Once upon a time, Tabasco sauce was considered spicy and a jalapeno hit the upper threshold of heat for the American palate. But that was before 2007, when the Bhut jolokia—an Indian chili better known as the ghost pepper—became the first to top a million Scolville Heat Units (SHU), the measure of spicy pain. While your typical sweet pepper weighs in at zero on the Scolville scale, the ghost pepper’s 1 million SHUS make it 125 times hotter than your hottest jalapeno; between 200 and 400 times hotter than Tabasco sauce.
If the thought of chowing down on a pepper that spicy gives you heartburn, the Austin, Texas based tortilla chip company Paqui (rhymes with hockey) has what can only be described as a delicious form of torture in store for you. Their Carolina Reaper Madness Tortilla Chip is a savory mix of not one, but two of the world’s hottest peppers. It combines the aforementioned ghost pepper with the even hotter variety for which the chip gets its name; the Carolina Reaper. Chipotle pepper powder (which is essentially a dried and aged jalapeno pepper) is added for additional flavor. So for that very brief moment before the heat actually kicks in, your torture tortilla chip is pretty tasty. The company claims that it is the hottest tortilla chip in the world.
Having eaten it, I can honestly say that if it’s not the world’s hottest tortilla chip, I’m afraid of the chip that beats it.
While the ghost pepper weighs in at 1 million SHU’s, the Carolina Reaper has been measured as high as 2.2 million SHU—more than twice as hot. But the amount of capsaicin, the compound that triggers our mouths to feel the burn, can vary depending on growing conditions. On average, the Carolina Reaper clocks in at 1.569 million SHUS, and the ghost pepper around 800,000 SHU. Of course, averages can shift.
“The reapers are much hotter now,” says Ed Currie, founder of the Puckerbutt Pepper Company and the creator of the Carolina Reaper. Currie supplied the reapers used in the chip. “We’re being recertified at Guinness World Records right now with an average of 1.922 million instead of 1.569 million SHU. The peppers themselves are coming in about a fifth hotter to a third hotter.”

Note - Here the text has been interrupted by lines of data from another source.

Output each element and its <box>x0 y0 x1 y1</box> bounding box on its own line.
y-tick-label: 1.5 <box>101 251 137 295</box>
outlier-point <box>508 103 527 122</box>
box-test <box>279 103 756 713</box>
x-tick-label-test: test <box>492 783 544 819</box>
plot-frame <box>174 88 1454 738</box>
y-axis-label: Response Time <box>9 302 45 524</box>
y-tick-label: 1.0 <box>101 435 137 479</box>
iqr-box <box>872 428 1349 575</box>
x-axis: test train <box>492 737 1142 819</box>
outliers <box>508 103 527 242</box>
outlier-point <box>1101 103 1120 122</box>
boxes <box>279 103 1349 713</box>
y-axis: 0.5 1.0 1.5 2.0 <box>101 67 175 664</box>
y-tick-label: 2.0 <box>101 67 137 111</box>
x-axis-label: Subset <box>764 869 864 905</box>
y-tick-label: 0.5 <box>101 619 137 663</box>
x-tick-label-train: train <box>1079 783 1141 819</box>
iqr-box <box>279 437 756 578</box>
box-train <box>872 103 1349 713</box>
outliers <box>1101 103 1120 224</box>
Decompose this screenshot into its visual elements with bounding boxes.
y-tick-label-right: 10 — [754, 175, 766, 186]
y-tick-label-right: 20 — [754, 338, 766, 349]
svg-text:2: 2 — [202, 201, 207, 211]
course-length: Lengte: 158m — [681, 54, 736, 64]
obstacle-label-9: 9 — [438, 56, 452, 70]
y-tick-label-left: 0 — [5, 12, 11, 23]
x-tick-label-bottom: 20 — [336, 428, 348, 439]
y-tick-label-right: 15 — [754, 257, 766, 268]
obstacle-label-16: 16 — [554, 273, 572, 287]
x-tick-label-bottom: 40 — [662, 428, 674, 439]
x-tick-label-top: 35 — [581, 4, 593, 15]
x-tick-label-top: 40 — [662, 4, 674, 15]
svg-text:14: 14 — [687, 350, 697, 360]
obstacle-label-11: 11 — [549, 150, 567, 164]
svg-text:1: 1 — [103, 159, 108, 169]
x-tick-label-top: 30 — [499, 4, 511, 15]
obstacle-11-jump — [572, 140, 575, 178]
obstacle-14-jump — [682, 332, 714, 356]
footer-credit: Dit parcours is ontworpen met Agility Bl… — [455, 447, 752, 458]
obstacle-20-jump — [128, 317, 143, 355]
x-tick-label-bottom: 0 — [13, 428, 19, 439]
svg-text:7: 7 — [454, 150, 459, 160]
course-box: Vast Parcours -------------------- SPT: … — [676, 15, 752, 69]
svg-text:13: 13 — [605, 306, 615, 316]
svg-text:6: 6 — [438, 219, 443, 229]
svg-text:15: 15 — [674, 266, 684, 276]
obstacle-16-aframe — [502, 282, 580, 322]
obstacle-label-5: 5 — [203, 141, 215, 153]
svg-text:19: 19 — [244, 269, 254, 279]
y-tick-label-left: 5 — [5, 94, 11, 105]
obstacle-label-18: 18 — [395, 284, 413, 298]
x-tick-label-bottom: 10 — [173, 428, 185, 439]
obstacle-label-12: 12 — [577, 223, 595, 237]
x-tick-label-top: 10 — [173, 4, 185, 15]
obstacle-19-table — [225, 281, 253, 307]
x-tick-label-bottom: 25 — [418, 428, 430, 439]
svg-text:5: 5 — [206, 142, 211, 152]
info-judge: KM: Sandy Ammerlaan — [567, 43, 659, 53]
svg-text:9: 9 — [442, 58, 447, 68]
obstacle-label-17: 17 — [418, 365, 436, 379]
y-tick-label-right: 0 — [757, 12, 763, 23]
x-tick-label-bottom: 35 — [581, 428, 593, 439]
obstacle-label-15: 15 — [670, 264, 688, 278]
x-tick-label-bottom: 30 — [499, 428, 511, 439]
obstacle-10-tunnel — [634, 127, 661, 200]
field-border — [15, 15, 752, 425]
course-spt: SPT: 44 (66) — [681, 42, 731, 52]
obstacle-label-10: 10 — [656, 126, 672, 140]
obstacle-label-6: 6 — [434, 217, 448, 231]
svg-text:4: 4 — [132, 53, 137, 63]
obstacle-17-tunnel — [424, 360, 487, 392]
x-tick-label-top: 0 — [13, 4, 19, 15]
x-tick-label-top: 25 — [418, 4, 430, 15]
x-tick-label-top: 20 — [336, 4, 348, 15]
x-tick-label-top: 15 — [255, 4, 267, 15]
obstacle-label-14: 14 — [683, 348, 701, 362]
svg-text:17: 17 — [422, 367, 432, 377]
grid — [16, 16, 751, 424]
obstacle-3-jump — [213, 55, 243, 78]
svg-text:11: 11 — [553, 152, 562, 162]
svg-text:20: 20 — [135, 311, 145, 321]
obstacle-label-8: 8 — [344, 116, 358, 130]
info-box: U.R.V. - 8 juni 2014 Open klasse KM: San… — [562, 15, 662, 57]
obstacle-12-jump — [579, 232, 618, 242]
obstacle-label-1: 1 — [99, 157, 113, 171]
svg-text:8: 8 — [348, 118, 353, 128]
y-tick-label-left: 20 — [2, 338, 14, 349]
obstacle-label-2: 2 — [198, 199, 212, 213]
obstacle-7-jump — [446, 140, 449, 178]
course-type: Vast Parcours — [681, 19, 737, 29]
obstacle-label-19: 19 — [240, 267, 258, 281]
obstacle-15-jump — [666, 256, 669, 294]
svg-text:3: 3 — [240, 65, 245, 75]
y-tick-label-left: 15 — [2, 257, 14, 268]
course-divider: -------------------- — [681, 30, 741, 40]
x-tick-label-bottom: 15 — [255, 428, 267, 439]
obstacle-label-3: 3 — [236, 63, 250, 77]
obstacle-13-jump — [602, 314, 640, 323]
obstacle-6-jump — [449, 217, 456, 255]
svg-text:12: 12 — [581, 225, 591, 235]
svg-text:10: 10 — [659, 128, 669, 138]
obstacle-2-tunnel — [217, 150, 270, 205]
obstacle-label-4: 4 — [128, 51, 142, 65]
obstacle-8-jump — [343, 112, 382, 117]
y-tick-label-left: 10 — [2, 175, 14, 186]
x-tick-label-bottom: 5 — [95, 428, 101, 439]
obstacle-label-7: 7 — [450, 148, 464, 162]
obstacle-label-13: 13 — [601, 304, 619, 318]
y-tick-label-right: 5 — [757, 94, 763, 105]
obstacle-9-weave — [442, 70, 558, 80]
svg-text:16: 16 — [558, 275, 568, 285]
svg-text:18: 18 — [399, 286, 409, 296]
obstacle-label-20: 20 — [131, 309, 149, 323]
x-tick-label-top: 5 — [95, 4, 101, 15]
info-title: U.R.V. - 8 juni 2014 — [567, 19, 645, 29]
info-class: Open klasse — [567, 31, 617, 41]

And turning the pepper into a powder doesn’t weaken the heat. It actually concentrates it: you’re losing all of that water. What this means is that even if you’ve eaten the Carolina Reaper Madness Tortilla Chip in the past—this is the second year the company has offered this limited-edition chip—this year’s version should be even hotter. It’s no wonder the company sells single chips instead of a bag, packing the daunting snack in a box that looks like a coffin. It reads like a marketing gimmick, but it’s a gimmick designed to save us from ourselves.
While the burning in my mouth had pretty much abated within an hour of chomping the chip, I could still feel its presence several hours later. I could practically track the progress of my digestion through the (not totally unpleasant) burning sensation of the chip winding its way through my intestines.
“That’s one of the things with the Carolina reaper,” says Currie. “It doesn’t go away for a long, long time. And every time you think it’s gone away, you have a drink of something or you start moving around, your body just reactivates and all that heat is back again.”
Capsaicin creates a burning sensation by exciting the body’s TRPV1 receptors, sensors that are ordinarily responsible for sensing actual heat. But TRPV1 receptors aren’t just located in our mouths—they’re located in our intestines too. When they’re excited by capsaicin, they can speed up the rate at which food moves through our bowels. That leaves the body with less time to break down the capsaicin culprit. There are TRPV1 receptors in the anus too, which means eating a heavy dose of capsaicin can, for some people, cause a burning sensation on both ends of the equation. Why would anyone sign up for such a fate? It may have something to do with a human quirk called “benign masochism,” which we explain in the video, above.
My Popular Science coworker Billy Cadden, who also sampled a Carolina Reaper Madness chip, says that for him it burned the whole way down—albeit less upon exit than on entrance. I was lucky enough not suffer any scatological side-effects, but it’s not clear why I was spared this final kick.
If all of this seems like madness, Ed’s kids are probably laughing at you.
“My four-year-old and my five-year-old will grab something that’s definitely hotter than what most people can tolerate, like a Carolina Reaper, and they will eat it,” says Currie. “And as soon as their nose starts running or they start crying they’ll go, ‘oh, I need ice cream.’ Their motivation is not that they want the hot. It’s that they want ice cream instead of finishing their dinner.”
What most of us see as a bowel-threatening challenge, his kids just see as a means to a cold, creamy end.